To an anthropologist, it would be our ancestors’ rationalization of this process that helps define a point in our cultural evolution when we diverged from the realm of animals.  And it may have been that rationalization that led to the usurping of biology’s balancing role, thereby changing the function of sex from a pinion into an impediment of the functioning of nature’s machine.

In some ways, our cultural evolution can be seen in terms of a continuous engineering and instituting of artificial systems of emotional and practical checks and balances intended to prevent our selves and this machine from tipping into Hell.  The definition of Hell must be hidden somewhere in our DNA.  None of us has been there.  None of us can agree about what it is.  But we all know that we can’t go there.  To make certain we don’t go there, we strip our selves of personal armor to donate to the casting of ever-more intricate gears and levers to try to keep the machine level.  The process leaves some of us feeling lighter, and others of us feeling exposed.  For the armor we surrender, we substitute agreements.  It comes down to survival.

Ten thousand years from now, an intergalactic anthropologist may be sifting through the rusted debris that is all that remains of our societies.  He might conclude from minimal evidence that institutions, as a primary feature of humans’ invented response to the pressures of their evolution, were singularly responsible for human devolution and extinction.  That would be a safe guess.  What this anthropologist might fail to deduce is that there could never have been enough time to evolve a more complete set of orderly, successful evolutionary responses to the biological pressures implied by the first opposable thumb.

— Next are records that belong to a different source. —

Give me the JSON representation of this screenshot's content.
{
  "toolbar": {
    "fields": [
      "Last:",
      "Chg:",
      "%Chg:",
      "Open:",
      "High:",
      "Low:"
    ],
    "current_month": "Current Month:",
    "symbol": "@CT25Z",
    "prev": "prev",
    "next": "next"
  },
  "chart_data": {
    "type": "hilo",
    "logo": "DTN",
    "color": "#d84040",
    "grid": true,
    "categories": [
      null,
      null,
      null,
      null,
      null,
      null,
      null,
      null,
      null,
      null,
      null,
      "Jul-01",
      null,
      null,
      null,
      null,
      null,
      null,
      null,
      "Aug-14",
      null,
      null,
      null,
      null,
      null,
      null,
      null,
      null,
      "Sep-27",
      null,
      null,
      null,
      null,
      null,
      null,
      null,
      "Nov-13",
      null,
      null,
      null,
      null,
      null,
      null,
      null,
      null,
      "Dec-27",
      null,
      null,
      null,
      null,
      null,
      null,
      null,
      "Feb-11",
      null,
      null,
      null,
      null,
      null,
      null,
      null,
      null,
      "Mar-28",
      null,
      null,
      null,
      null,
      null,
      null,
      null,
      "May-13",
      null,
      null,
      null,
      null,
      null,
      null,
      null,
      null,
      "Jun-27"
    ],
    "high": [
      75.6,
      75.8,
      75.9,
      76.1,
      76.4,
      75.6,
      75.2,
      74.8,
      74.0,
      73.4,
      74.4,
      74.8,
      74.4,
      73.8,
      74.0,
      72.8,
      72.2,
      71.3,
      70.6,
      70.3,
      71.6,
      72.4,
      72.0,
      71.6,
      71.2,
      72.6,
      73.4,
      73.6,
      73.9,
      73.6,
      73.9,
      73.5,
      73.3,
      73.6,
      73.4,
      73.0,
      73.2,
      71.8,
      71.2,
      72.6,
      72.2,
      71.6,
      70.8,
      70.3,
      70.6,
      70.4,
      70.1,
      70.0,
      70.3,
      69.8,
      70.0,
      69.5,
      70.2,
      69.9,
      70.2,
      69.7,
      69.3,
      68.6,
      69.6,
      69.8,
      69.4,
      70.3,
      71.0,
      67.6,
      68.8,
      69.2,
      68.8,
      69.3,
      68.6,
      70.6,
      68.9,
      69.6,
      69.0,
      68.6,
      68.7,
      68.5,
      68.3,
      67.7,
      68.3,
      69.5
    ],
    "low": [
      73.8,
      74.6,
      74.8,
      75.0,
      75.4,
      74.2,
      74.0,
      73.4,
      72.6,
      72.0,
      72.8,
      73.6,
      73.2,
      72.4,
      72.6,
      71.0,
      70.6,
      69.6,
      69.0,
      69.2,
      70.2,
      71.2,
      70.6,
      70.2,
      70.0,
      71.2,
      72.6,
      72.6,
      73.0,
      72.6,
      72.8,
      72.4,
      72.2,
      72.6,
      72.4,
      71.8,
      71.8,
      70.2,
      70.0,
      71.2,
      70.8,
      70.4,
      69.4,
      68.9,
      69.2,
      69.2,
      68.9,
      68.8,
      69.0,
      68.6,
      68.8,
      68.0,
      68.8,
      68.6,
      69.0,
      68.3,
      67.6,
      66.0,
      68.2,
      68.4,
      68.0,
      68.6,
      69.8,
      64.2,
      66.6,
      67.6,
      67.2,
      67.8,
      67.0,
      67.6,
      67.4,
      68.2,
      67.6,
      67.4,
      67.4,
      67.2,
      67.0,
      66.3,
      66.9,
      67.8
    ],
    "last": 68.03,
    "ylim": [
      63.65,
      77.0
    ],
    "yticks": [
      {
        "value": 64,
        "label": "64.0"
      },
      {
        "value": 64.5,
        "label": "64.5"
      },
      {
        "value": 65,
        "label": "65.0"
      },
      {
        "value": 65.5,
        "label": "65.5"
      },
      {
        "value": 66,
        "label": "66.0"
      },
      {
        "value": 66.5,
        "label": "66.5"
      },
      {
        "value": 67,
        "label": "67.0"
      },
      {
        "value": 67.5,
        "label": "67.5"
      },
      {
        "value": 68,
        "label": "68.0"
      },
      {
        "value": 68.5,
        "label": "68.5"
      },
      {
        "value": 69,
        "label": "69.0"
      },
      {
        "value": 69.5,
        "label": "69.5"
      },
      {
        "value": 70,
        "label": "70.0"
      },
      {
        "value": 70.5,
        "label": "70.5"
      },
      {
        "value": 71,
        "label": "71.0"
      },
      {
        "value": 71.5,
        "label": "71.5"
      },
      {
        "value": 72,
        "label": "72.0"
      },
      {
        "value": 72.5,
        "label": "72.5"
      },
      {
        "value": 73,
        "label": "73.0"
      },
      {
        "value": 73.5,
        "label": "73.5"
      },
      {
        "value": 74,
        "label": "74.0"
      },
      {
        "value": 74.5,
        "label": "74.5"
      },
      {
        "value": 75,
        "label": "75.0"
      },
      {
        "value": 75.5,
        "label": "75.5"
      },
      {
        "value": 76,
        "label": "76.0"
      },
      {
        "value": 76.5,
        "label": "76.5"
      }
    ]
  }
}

It may be more useful to wonder what mysteriously perfect chain of evolutionary events would have invested early hominids with the capacity to evolve controllably into a species that could face itself, perceive the moments and movements of its universe, carve spears, make deals, organize villages, pledge allegiances, refine cultures, declare a place for heaven and hell, describe perfection, build institutions, negotiate commitments that seem to fly in the face of all that is good in nature, and then give their selves up like ants for the sake of a perfect communion.  What a lucky time and place this is for all of us.  We are the weight of thousands of civilizations perched upon a single pin, balanced by an obligation to a gyroscopic sense of perfection.

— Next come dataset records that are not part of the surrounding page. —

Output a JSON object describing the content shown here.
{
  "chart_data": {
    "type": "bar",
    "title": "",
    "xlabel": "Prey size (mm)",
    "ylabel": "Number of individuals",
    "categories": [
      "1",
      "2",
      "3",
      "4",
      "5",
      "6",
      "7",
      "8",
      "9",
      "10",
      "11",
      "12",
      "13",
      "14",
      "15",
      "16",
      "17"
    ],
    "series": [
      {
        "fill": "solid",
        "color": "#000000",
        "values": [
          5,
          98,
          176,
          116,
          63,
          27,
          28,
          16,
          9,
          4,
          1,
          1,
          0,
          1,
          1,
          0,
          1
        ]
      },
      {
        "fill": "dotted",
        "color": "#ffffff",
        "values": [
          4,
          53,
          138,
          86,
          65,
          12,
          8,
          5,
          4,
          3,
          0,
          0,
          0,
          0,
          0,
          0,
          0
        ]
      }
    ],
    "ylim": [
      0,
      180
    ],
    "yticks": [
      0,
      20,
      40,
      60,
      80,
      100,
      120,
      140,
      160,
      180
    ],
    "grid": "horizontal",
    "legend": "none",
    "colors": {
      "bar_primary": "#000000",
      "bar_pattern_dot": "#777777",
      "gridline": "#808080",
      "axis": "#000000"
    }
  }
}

But the language we use to define the perfection of this constructed communion is also the language that exposes it to us as a rocking and rolling artifice.  The miracle of our cultural evolution then begins to look like an insidious, autonomous robot.  As its gears and levers crowd closer and squeal louder, we scurry for the escape hatch.  We try to take our selves back.  Like Adam and Eve, we see our nakedness and steal fig leaves to cover our selves up.  We reject the spinning illusion of perfection that supports us, but cannot accept what might be the real measurements of our imperfections.  There are not enough fig leaves.

Cultural primitivism seems to suggest that the crisis is as inevitable as its resolution.  Over time, as we gain knowledge of our predicament, we gain the ability to deal evermore ineffectively with it.  That’s a safe guess.  It at least leaves us hanging from the reins of the robot.  But it doesn’t account for the fact that we’ve been here before.  It says little about the quality of the responses the human species has made over thousands of generations, in the face of immense and varied pressures applied by both nature and culture (as far as we can distinguish the two).  Above all, it does little beyond leading us from one illusion into another.  The machine still spins drunkenly on its pin; we are all still riding upon it.  If we should learn anything useful, it is that we should accept our selves, hold onto the railing, hold onto each other, and not be so distracted by the fictive squeal of that damned robot.

Benjamin Franklin had succinct advice on the practical realities of marriage that would apply to all the perfect commitments we attempt to make–

Keep thy eyes wide open before marriage, and half-shut afterwards.”